The Toughest Material in the Plant Kingdom: An Update on Sporopollenin

Abstract

The extreme chemical and physical recalcitrance of sporopollenin deems this biopolymer among the most resilient organic materials on Earth. As the primary material fortifying spore and pollen cell walls, sporopollenin is touted as a critical innovation in the progression of plant life to a terrestrial setting. Although crucial for its protective role in plant reproduction, the inert nature of sporopollenin has challenged efforts to determine its composition for decades. Revised structural, chemical, and genetic experimentation efforts have produced dramatic advances in elucidating the molecular structure of this biopolymer and the mechanisms of its synthesis. Bypassing many of the challenges with material fragmentation and solubilization, insights from functional characterizations of sporopollenin biogenesis in planta, and in vitro, through a gene-targeted approach suggest a backbone of polyhydroxylated polyketide-based subunits and remarkable conservation of biochemical pathways for sporopollenin biosynthesis across the plant kingdom. Recent optimization of solid-state NMR and targeted degradation methods for sporopollenin analysis confirms polyhydroxylated α-pyrone subunits, as well as hydroxylated aliphatic units, and unique cross-linkage heterogeneity. We examine the cross-disciplinary efforts to solve the sporopollenin composition puzzle and illustrate a working model of sporopollenin's molecular structure and biosynthesis. Emerging controversies and remaining knowledge gaps are discussed, including the degree of aromaticity, cross-linkage profiles, and extent of chemical conservation of sporopollenin among land plants. The recent developments in sporopollenin research present diverse opportunities for harnessing the extraordinary properties of this abundant and stable biomaterial for sustainable microcapsule applications and synthetic material designs.

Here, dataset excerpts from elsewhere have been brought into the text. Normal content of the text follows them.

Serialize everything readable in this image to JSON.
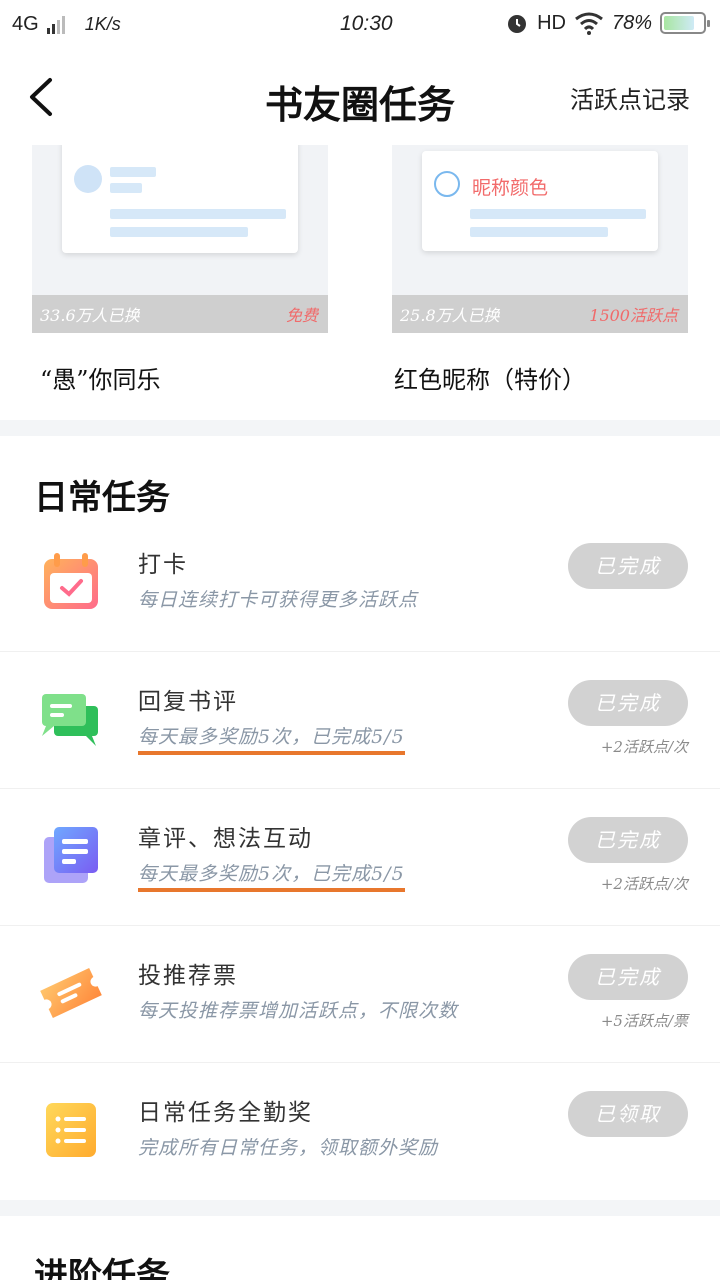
{
  "status_bar": {
    "network": "4G",
    "speed": "1K/s",
    "time": "10:30",
    "hd": "HD",
    "battery": "78%",
    "battery_level": 0.78
  },
  "header": {
    "title": "书友圈任务",
    "record_link": "活跃点记录"
  },
  "cards": [
    {
      "count": "33.6万人已换",
      "price": "免费",
      "name": "“愚”你同乐"
    },
    {
      "count": "25.8万人已换",
      "price": "1500活跃点",
      "name": "红色昵称（特价）",
      "preview_label": "昵称颜色"
    }
  ],
  "daily": {
    "title": "日常任务",
    "tasks": [
      {
        "title": "打卡",
        "desc": "每日连续打卡可获得更多活跃点",
        "button": "已完成",
        "reward": ""
      },
      {
        "title": "回复书评",
        "desc": "每天最多奖励5次，已完成5/5",
        "button": "已完成",
        "reward": "+2活跃点/次"
      },
      {
        "title": "章评、想法互动",
        "desc": "每天最多奖励5次，已完成5/5",
        "button": "已完成",
        "reward": "+2活跃点/次"
      },
      {
        "title": "投推荐票",
        "desc": "每天投推荐票增加活跃点，不限次数",
        "button": "已完成",
        "reward": "+5活跃点/票"
      },
      {
        "title": "日常任务全勤奖",
        "desc": "完成所有日常任务，领取额外奖励",
        "button": "已领取",
        "reward": ""
      }
    ]
  },
  "advanced": {
    "title": "进阶任务"
  },
  "colors": {
    "button_disabled": "#d2d2d2",
    "price_red": "#f06a6a",
    "underline_orange": "#e8772d",
    "desc_gray": "#8a97a6"
  }
}
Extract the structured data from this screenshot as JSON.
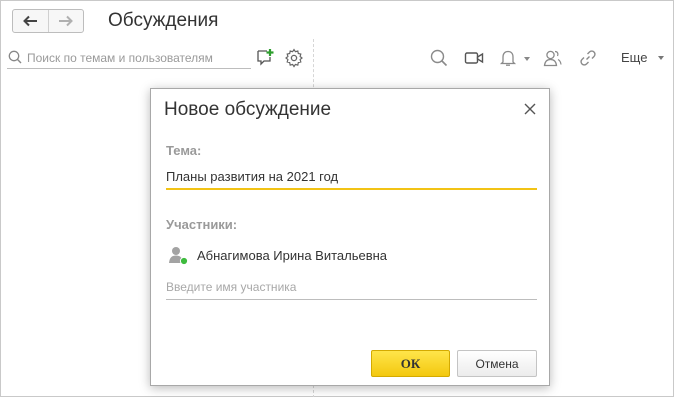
{
  "header": {
    "title": "Обсуждения",
    "back_icon": "arrow-left-icon",
    "forward_icon": "arrow-right-icon"
  },
  "sidebar": {
    "search_placeholder": "Поиск по темам и пользователям",
    "new_topic_icon": "new-discussion-icon",
    "settings_icon": "gear-icon"
  },
  "toolbar": {
    "icons": [
      "search-icon",
      "video-call-icon",
      "bell-icon",
      "users-icon",
      "link-icon"
    ],
    "more_label": "Еще"
  },
  "dialog": {
    "title": "Новое обсуждение",
    "topic_label": "Тема:",
    "topic_value": "Планы развития на 2021 год",
    "participants_label": "Участники:",
    "participants": [
      {
        "name": "Абнагимова Ирина Витальевна",
        "status": "online"
      }
    ],
    "participant_input_placeholder": "Введите имя участника",
    "ok_label": "ОК",
    "cancel_label": "Отмена"
  },
  "colors": {
    "accent_yellow": "#f2c315",
    "online_green": "#3dbb3d",
    "new_topic_green": "#2e9e2e"
  }
}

Keywords: biopolymer; exine cell wall; molecular structure; pollen; polyketide; spore; sporopollenin; α-pyrone.

Figure 1

Proposed sporopollenin metabolic pathway and simplified molecular structures of Pinus rigida and Lycopodium clavatum sporopollenin. Fatty acyl-ACP esters, synthesized de novo by the FAS complex, are reduced by MS2 to produce fatty alcohols or hydrolyzed by FATB to produce free fatty acids. After hydroxylation by CYP703A2 and CYP704B1, free fatty acids may be reduced by unknown reductases to fatty alcohols or aldehydes, forming putative hydroxylated aliphatic sporopollenin precursors. Alternatively, hydroxylation by CYP703A2 and CYP704B1 of the fatty alcohol produced by MS2 may occur. In the case of Pinus rigida, these aliphatic precursors might be acylated with phenolics by an unknown transferase. Hydroxylated or non-hydroxylated fatty acids are esterified to CoA by ACOS5 prior to several cycles of condensation by PKSs and reduction by TKPRs to form polyhydroxylated α-pyrone precursors. The precursors could be exported to the anther locule and polymerized on the surface of developing microspores by an unknown mechanism. In Pinus rigida, a simplified sporopollenin is proposed to predominantly contain hydroxylated aliphatic α-pyrone units, crosslinked at one end through an ester group and linked through a dioxane moiety to other units by a hydroxylated aliphatic chain bearing a coumaroyl moiety. In Lycopodium clavatum, the sporopollenin structure is proposed to contain a rigid macrocyclic backbone of several hydroxylated aliphatic α-pyrone units coupled through ether bonds to hydroxylated aliphatic networks linked together by glycerol.